Download and extract the latest version of Ghost in a separate folder. Delete the core folder of your local installation and then, copy and replace everything in it except the content folder (if you already modified the Casper theme). You may have to merge files in the root folder in case you did some modifications (like in the Gruntfile.js).
Edit the config.js to set the development url of your site to localhost:2368 and replace the server port with 2368 in the server section:

config = {  
    // ### Development **(default)**
    development: {
        // The url to use when providing links to the site, E.g. in RSS and email.
        url: 'http://localhost:2368',

        // Visit for instructions
         mail: {
             transport: 'SMTP',
             options: {
                 service: process.env.emailService,
                 auth: {
                     user: process.env.emailUsername, // mailgun username
                     pass: process.env.emailPassword  // mailgun password
        database: {
            client: 'sqlite3',
            connection: {
                filename: path.join(__dirname, '/content/data/ghost-dev.db')
            debug: false
        server: {
            // Host to be passed to node's `net.Server#listen()`
            host: '',
            // Port to be passed to node's `net.Server#listen()`, for iisnode set this to `process.env.PORT`
            port: 2368
        paths: {
            contentPath: path.join(__dirname, '/content/')
        forceAdminSSL: false

Finally, just run npm install and npm start to run Ghost locally. You can browse http://localhost:2368 to verify Ghost is running correctly.
As we said earlier, the Azure Ghost package comes with two files: iisnode.yml and a .gitignore file. The first one will tell IIS the version of Node to use, and to run with the production settings. Update it with the current recommended version of Node (6.9.4 at the time).

node_env: production  
loggingEnabled: true  
enableXFF: true

nodeProcessCommandLine: "D:\Program Files (x86)\nodejs\6.9.4\node.exe"  

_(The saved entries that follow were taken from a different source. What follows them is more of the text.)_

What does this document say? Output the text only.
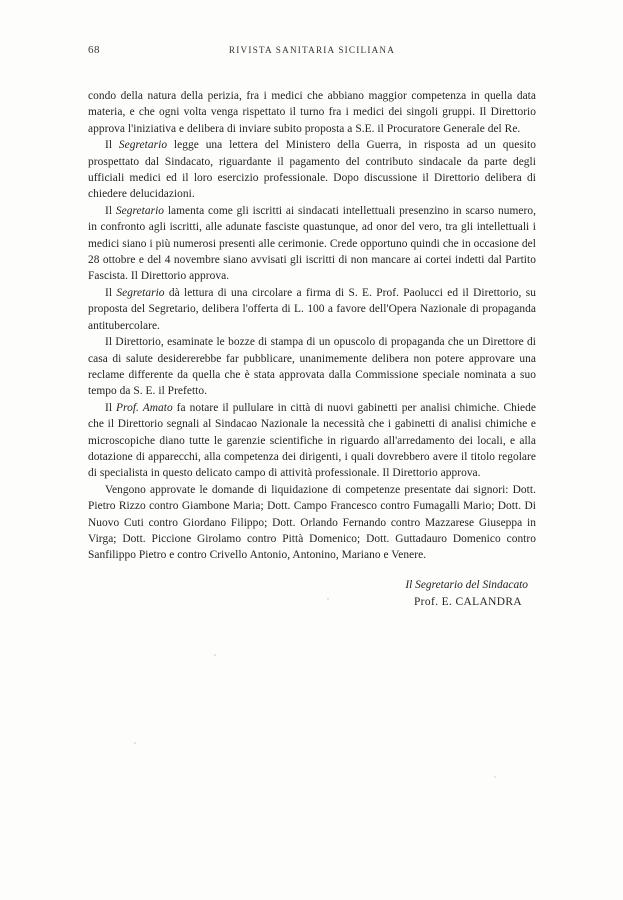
68	RIVISTA SANITARIA SICILIANA

condo della natura della perizia, fra i medici che abbiano maggior competenza in quella data materia, e che ogni volta venga rispettato il turno fra i medici dei singoli gruppi. Il Direttorio approva l'iniziativa e delibera di inviare subito proposta a S.E. il Procuratore Generale del Re.

Il Segretario legge una lettera del Ministero della Guerra, in risposta ad un quesito prospettato dal Sindacato, riguardante il pagamento del contributo sindacale da parte degli ufficiali medici ed il loro esercizio professionale. Dopo discussione il Direttorio delibera di chiedere delucidazioni.

Il Segretario lamenta come gli iscritti ai sindacati intellettuali presenzino in scarso numero, in confronto agli iscritti, alle adunate fasciste quastunque, ad onor del vero, tra gli intellettuali i medici siano i più numerosi presenti alle cerimonie. Crede opportuno quindi che in occasione del 28 ottobre e del 4 novembre siano avvisati gli iscritti di non mancare ai cortei indetti dal Partito Fascista. Il Direttorio approva.

Il Segretario dà lettura di una circolare a firma di S. E. Prof. Paolucci ed il Direttorio, su proposta del Segretario, delibera l'offerta di L. 100 a favore dell'Opera Nazionale di propaganda antitubercolare.

Il Direttorio, esaminate le bozze di stampa di un opuscolo di propaganda che un Direttore di casa di salute desidererebbe far pubblicare, unanimemente delibera non potere approvare una reclame differente da quella che è stata approvata dalla Commissione speciale nominata a suo tempo da S. E. il Prefetto.

Il Prof. Amato fa notare il pullulare in città di nuovi gabinetti per analisi chimiche. Chiede che il Direttorio segnali al Sindacao Nazionale la necessità che i gabinetti di analisi chimiche e microscopiche diano tutte le garenzie scientifiche in riguardo all'arredamento dei locali, e alla dotazione di apparecchi, alla competenza dei dirigenti, i quali dovrebbero avere il titolo regolare di specialista in questo delicato campo di attività professionale. Il Direttorio approva.

Vengono approvate le domande di liquidazione di competenze presentate dai signori: Dott. Pietro Rizzo contro Giambone Maria; Dott. Campo Francesco contro Fumagalli Mario; Dott. Di Nuovo Cuti contro Giordano Filippo; Dott. Orlando Fernando contro Mazzarese Giuseppa in Virga; Dott. Piccione Girolamo contro Pittà Domenico; Dott. Guttadauro Domenico contro Sanfilippo Pietro e contro Crivello Antonio, Antonino, Mariano e Venere.

Il Segretario del Sindacato
Prof. E. CALANDRA
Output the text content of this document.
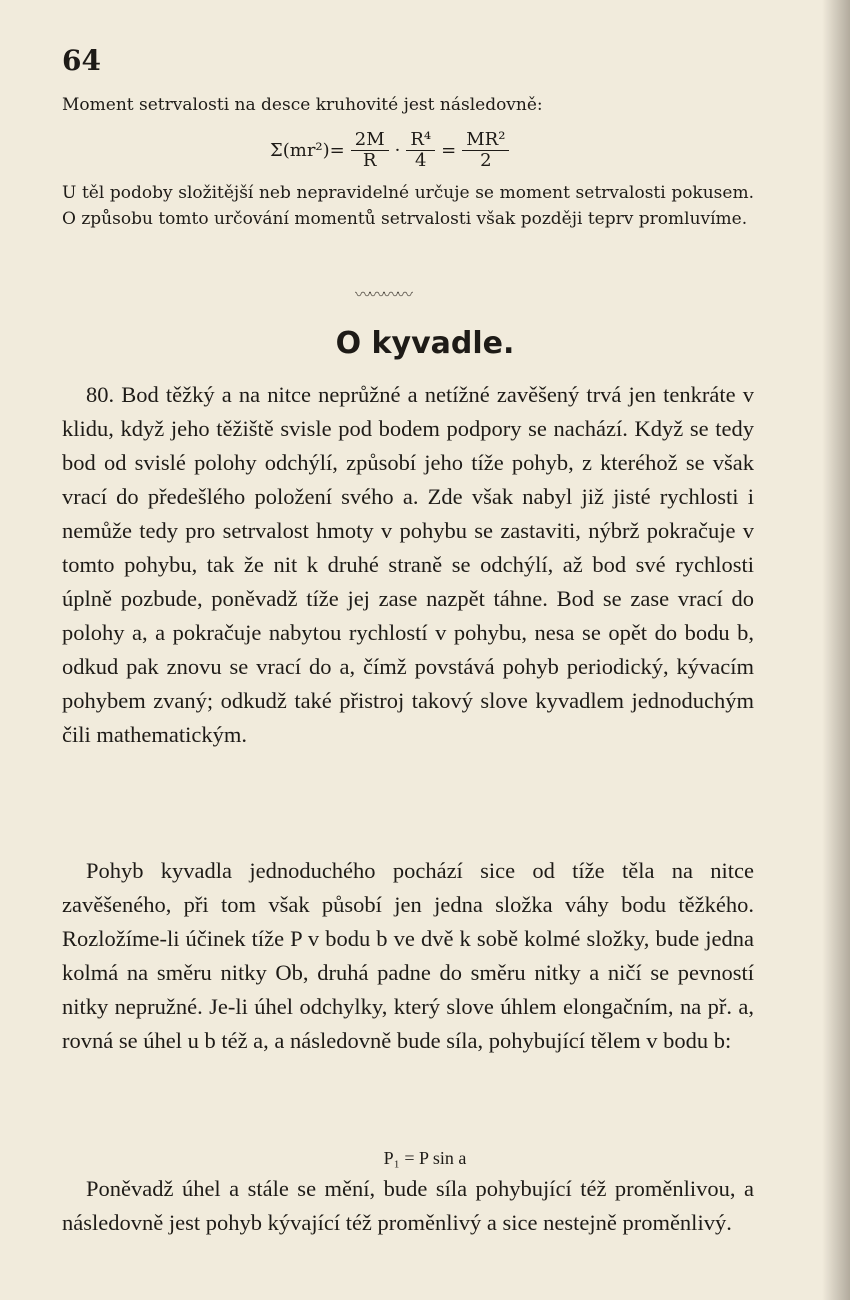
64

Moment setrvalosti na desce kruhovité jest následovně:

$\Sigma(mr^2)= \frac{2M}{R} \cdot \frac{\text{R⁴}}{4} = \frac{\text{MR²}}{2}$

U těl podoby složitější neb nepravidelné určuje se moment setrvalosti pokusem. O způsobu tomto určování momentů setrvalosti však později teprv promluvíme.

〰〰〰〰
O kyvadle.

80. Bod těžký a na nitce neprůžné a netížné zavěšený trvá jen tenkráte v klidu, když jeho těžiště svisle pod bodem podpory se nachází. Když se tedy bod od svislé polohy odchýlí, způsobí jeho tíže pohyb, z kteréhož se však vrací do předešlého položení svého a. Zde však nabyl již jisté rychlosti i nemůže tedy pro setrvalost hmoty v pohybu se zastaviti, nýbrž pokračuje v tomto pohybu, tak že nit k druhé straně se odchýlí, až bod své rychlosti úplně pozbude, poněvadž tíže jej zase nazpět táhne. Bod se zase vrací do polohy a, a pokračuje nabytou rychlostí v pohybu, nesa se opět do bodu b, odkud pak znovu se vrací do a, čímž povstává pohyb periodický, kývacím pohybem zvaný; odkudž také přistroj takový slove kyvadlem jednoduchým čili mathematickým.

Pohyb kyvadla jednoduchého pochází sice od tíže těla na nitce zavěšeného, při tom však působí jen jedna složka váhy bodu těžkého. Rozložíme-li účinek tíže P v bodu b ve dvě k sobě kolmé složky, bude jedna kolmá na směru nitky Ob, druhá padne do směru nitky a ničí se pevností nitky nepružné. Je-li úhel odchylky, který slove úhlem elongačním, na př. a, rovná se úhel u b též a, a následovně bude síla, pohybující tělem v bodu b:

P₁ = P sin a

Poněvadž úhel a stále se mění, bude síla pohybující též proměnlivou, a následovně jest pohyb kývající též proměnlivý a sice nestejně proměnlivý.
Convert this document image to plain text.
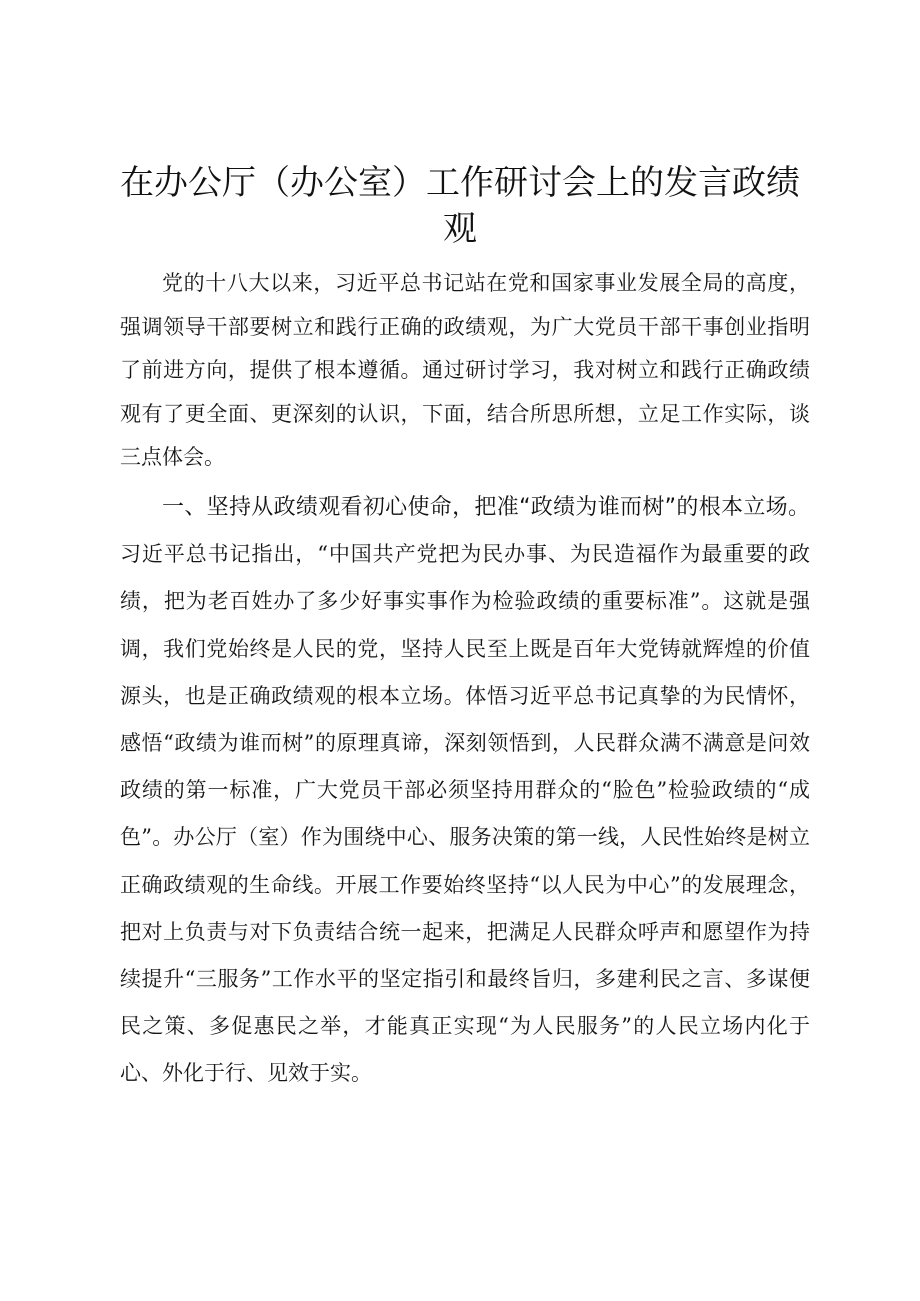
在办公厅（办公室）工作研讨会上的发言政绩观

党的十八大以来，习近平总书记站在党和国家事业发展全局的高度，强调领导干部要树立和践行正确的政绩观，为广大党员干部干事创业指明了前进方向，提供了根本遵循。通过研讨学习，我对树立和践行正确政绩观有了更全面、更深刻的认识，下面，结合所思所想，立足工作实际，谈三点体会。

一、坚持从政绩观看初心使命，把准“政绩为谁而树”的根本立场。习近平总书记指出，“中国共产党把为民办事、为民造福作为最重要的政绩，把为老百姓办了多少好事实事作为检验政绩的重要标准”。这就是强调，我们党始终是人民的党，坚持人民至上既是百年大党铸就辉煌的价值源头，也是正确政绩观的根本立场。体悟习近平总书记真挚的为民情怀，感悟“政绩为谁而树”的原理真谛，深刻领悟到，人民群众满不满意是问效政绩的第一标准，广大党员干部必须坚持用群众的“脸色”检验政绩的“成色”。办公厅（室）作为围绕中心、服务决策的第一线，人民性始终是树立正确政绩观的生命线。开展工作要始终坚持“以人民为中心”的发展理念，把对上负责与对下负责结合统一起来，把满足人民群众呼声和愿望作为持续提升“三服务”工作水平的坚定指引和最终旨归，多建利民之言、多谋便民之策、多促惠民之举，才能真正实现“为人民服务”的人民立场内化于心、外化于行、见效于实。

The second one is for Git to ignore everything you should not push to Azure, such as the node_modules folder (because your local version of Ghost probably doesn't run on the same architecture as Azure), the DB files, etc...
You now have to tell Azure which recommended version of Node you want to use. Go in the Application settings blade of your Web App, and add the following key in the App settings section:

Value: 6.9.4  

Click Save

Now you just have to publish your changes to Azure :

  • Stop your Azure Web App

  • Perform a git commit and git push
  • Start your Azure Web App

Your Ghost blog is now running on Azure with the latest version, and you have a local development environment you can use to build a custom theme.